# Splitting 
My target variable (regression) is imbalanced, so I will use a stratified regression split.

In [9]:
import pandas as pd
import numpy as np
from sklearn.model_selection import train_test_split
from math import ceil

In [2]:
# specifying data types for the columns to maintain formatting from original data
data_types = {
    'hospital_service_area': object, 
    'hospital_county': object,
    'operating_certificate_number': object, 
    'permanent_facility_id': object,
    'facility_name': object, 
    'age_group': object, 
    'zip_code_3_digits': object, 
    'gender': object, 
    'race': object,
    'ethnicity': object, 
    'payment_typology_1': object, 
    'payment_typology_2': object,
    'payment_typology_3': object, 
    'length_of_stay': int
}

In [3]:
all_visits = pd.read_csv('data/planned_deliveries.csv', dtype=data_types)
all_visits = all_visits.loc[:, all_visits.columns != 'Unnamed: 0']

In [6]:
y = all_visits.loc[:, 'length_of_stay']
X = all_visits.loc[:, all_visits.columns != 'length_of_stay']

In [11]:
def stratified_regression_split(X:pd.DataFrame, y:pd.Series, train_size:float, val_size:float, test_size:float, n_bins: int, random_state:int):
    '''
    Performs a stratified split of inputted data (with respect to y) into a training set, validation set, and test set to specified percentages of the data and
    performs basic error checking.

    Parameters:
    - X: a 2D pandas DataFrame, the feature matrix
    - y: a 1D pandas Series, the target variable matrix matching X
    - train_size: a float between 0 and 1, the percentage of X which should be training data
    - val_size: a float between 0 and 1, the percentage of X which should be reserved for validation
    - test_size: a float between 0 and 1, the percentage of X which should be reserved for final testing
    - n_bins: an int, the number of bins to categorize the target variable y using (in order to perform stratified split)
    - random_state: an int, the random state to split with
    Note: The sum of train_size + val_size + test_size must be 1.0 (100% of X).

    Returns:
    - (X_train) a 2D pandas DataFrame, the feature matrix of training data
    - (y_train) a 1D pandas Series, the target variable matrix for training data
    - (X_val) a 2D pandas DataFrame, the feature matrix of validation data
    - (y_val) a 1D pandas Series, the target variable matrix for validation data
    - (X_test) a 2D pandas DataFrame, the feature matrix of testing data
    - (y_test) a 1D pandas Series, the target variable matrix for testing data

    Raises:
    - ValueError for invalid input
    '''
    if ((train_size + val_size + test_size) != 1):
        raise ValueError('Your train_size + val_size + test_size must add up to 1 (100%)!')
    if (not isinstance(random_state, int)):
        raise ValueError('Your random_state must be an int!')

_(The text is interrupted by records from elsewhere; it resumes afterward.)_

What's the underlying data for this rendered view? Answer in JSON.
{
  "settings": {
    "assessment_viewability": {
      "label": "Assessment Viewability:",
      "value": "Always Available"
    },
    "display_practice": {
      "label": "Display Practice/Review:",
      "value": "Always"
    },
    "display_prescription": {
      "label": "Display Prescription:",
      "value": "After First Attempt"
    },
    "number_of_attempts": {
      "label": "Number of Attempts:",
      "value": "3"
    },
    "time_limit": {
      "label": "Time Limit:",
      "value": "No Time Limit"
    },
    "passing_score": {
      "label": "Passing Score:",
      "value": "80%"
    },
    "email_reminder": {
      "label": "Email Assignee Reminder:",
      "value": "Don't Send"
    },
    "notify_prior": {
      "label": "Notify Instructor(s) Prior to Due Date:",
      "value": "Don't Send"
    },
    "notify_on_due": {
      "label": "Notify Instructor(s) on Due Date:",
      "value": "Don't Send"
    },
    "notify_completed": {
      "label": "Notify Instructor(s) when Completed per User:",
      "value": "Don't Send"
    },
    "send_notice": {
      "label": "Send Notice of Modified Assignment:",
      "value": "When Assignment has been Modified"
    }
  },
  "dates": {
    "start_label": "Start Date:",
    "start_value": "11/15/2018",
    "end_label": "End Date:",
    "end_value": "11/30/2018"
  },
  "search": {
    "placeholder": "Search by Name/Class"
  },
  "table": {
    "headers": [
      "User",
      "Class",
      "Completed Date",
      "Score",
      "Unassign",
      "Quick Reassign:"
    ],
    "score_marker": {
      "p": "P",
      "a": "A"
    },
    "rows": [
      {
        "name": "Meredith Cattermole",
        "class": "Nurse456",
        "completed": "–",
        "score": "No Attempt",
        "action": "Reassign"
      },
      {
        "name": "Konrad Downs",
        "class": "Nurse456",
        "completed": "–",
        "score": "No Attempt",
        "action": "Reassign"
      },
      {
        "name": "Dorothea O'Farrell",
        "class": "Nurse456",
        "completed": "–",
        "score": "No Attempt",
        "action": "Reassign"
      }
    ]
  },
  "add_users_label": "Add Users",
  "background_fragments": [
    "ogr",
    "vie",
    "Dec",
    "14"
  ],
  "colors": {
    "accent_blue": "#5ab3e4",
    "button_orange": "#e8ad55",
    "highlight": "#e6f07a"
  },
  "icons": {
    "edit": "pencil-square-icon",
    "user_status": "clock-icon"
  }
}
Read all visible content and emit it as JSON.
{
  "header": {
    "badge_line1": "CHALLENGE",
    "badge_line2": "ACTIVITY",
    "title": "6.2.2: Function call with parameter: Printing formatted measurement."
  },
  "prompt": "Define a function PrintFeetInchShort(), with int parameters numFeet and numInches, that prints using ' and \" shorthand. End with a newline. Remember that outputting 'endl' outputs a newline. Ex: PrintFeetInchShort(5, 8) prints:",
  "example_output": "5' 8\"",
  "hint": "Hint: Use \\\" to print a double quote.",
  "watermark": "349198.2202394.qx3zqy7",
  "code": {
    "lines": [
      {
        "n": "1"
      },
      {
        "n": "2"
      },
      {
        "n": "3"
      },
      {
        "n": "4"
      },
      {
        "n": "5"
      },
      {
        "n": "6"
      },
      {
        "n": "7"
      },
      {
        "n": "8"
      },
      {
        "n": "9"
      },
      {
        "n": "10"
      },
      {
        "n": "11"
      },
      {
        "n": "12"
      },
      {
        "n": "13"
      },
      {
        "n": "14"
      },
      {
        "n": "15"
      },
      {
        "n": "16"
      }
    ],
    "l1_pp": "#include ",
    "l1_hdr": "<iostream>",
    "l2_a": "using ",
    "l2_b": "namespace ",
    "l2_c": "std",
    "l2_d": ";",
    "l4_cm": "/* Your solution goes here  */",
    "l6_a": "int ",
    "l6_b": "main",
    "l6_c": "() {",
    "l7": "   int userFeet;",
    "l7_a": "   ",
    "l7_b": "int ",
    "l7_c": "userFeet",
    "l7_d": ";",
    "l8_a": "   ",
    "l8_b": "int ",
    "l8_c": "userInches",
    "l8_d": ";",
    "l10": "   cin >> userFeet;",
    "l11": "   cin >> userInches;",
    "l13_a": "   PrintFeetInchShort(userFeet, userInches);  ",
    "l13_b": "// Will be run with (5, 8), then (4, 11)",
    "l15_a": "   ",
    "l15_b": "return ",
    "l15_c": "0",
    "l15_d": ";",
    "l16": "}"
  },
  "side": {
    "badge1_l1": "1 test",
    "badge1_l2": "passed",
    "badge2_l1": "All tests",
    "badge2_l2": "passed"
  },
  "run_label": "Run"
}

    bins = np.linspace(np.min(y), np.max(y), n_bins+1)
    y_binned = np.digitize(y,bins)

    X_train, X_other, y_train, y_other = train_test_split(X, y, train_size=train_size, stratify=y_binned, random_state=random_state)
    
    X_len = X.shape[0]
    val_percent_of_other = (val_size * X_len)/(X_len - (train_size * X_len))
    X_val, X_test, y_val, y_test = train_test_split(X_other, y_other, train_size=val_percent_of_other, stratify=y_binned, random_state=random_state)
    
    if not ((X_train.shape[0] == (int)(train_size * X_len)) and (y_train.shape[0] == (int)(train_size * X_len))):
        raise ValueError(f'Training set size should be {train_size * X_len}, instead is: {X_train.shape[0]}')
    if not ((X_val.shape[0] == (int)(val_size * X_len)) and (y_val.shape[0] == (int)(val_size * X_len))):
        raise ValueError(f'Validation set size should be {val_size * X_len}, instead is: {X_val.shape[0]}')
    if not ((X_test.shape[0] == ceil(test_size * X_len)) and (y_test.shape[0] == ceil(test_size * X_len))):
        raise ValueError(f'Test set size should be {test_size * X_len}, instead is: {X_test.shape[0]}')

    return X_train, y_train, X_val, y_val, X_test, y_test

In [13]:
# stratifying length_of_stay into 17 bins corresponding to stays of 0-17 days (each bin is 1 day)
X_train, y_train, X_val, y_val, X_test, y_test = stratified_regression_split(X=X, y=y, train_size=0.6, val_size=0.2, test_size=0.2, n_bins=17, random_state=54)

bins = np.linspace(np.min(y), np.max(y), 18)   # n+1 values where n is the number of bins = 17 given stays of 0-17 days

ValueError: The least populated class in y has only 1 member, which is too few. The minimum number of groups for any class cannot be less than 2.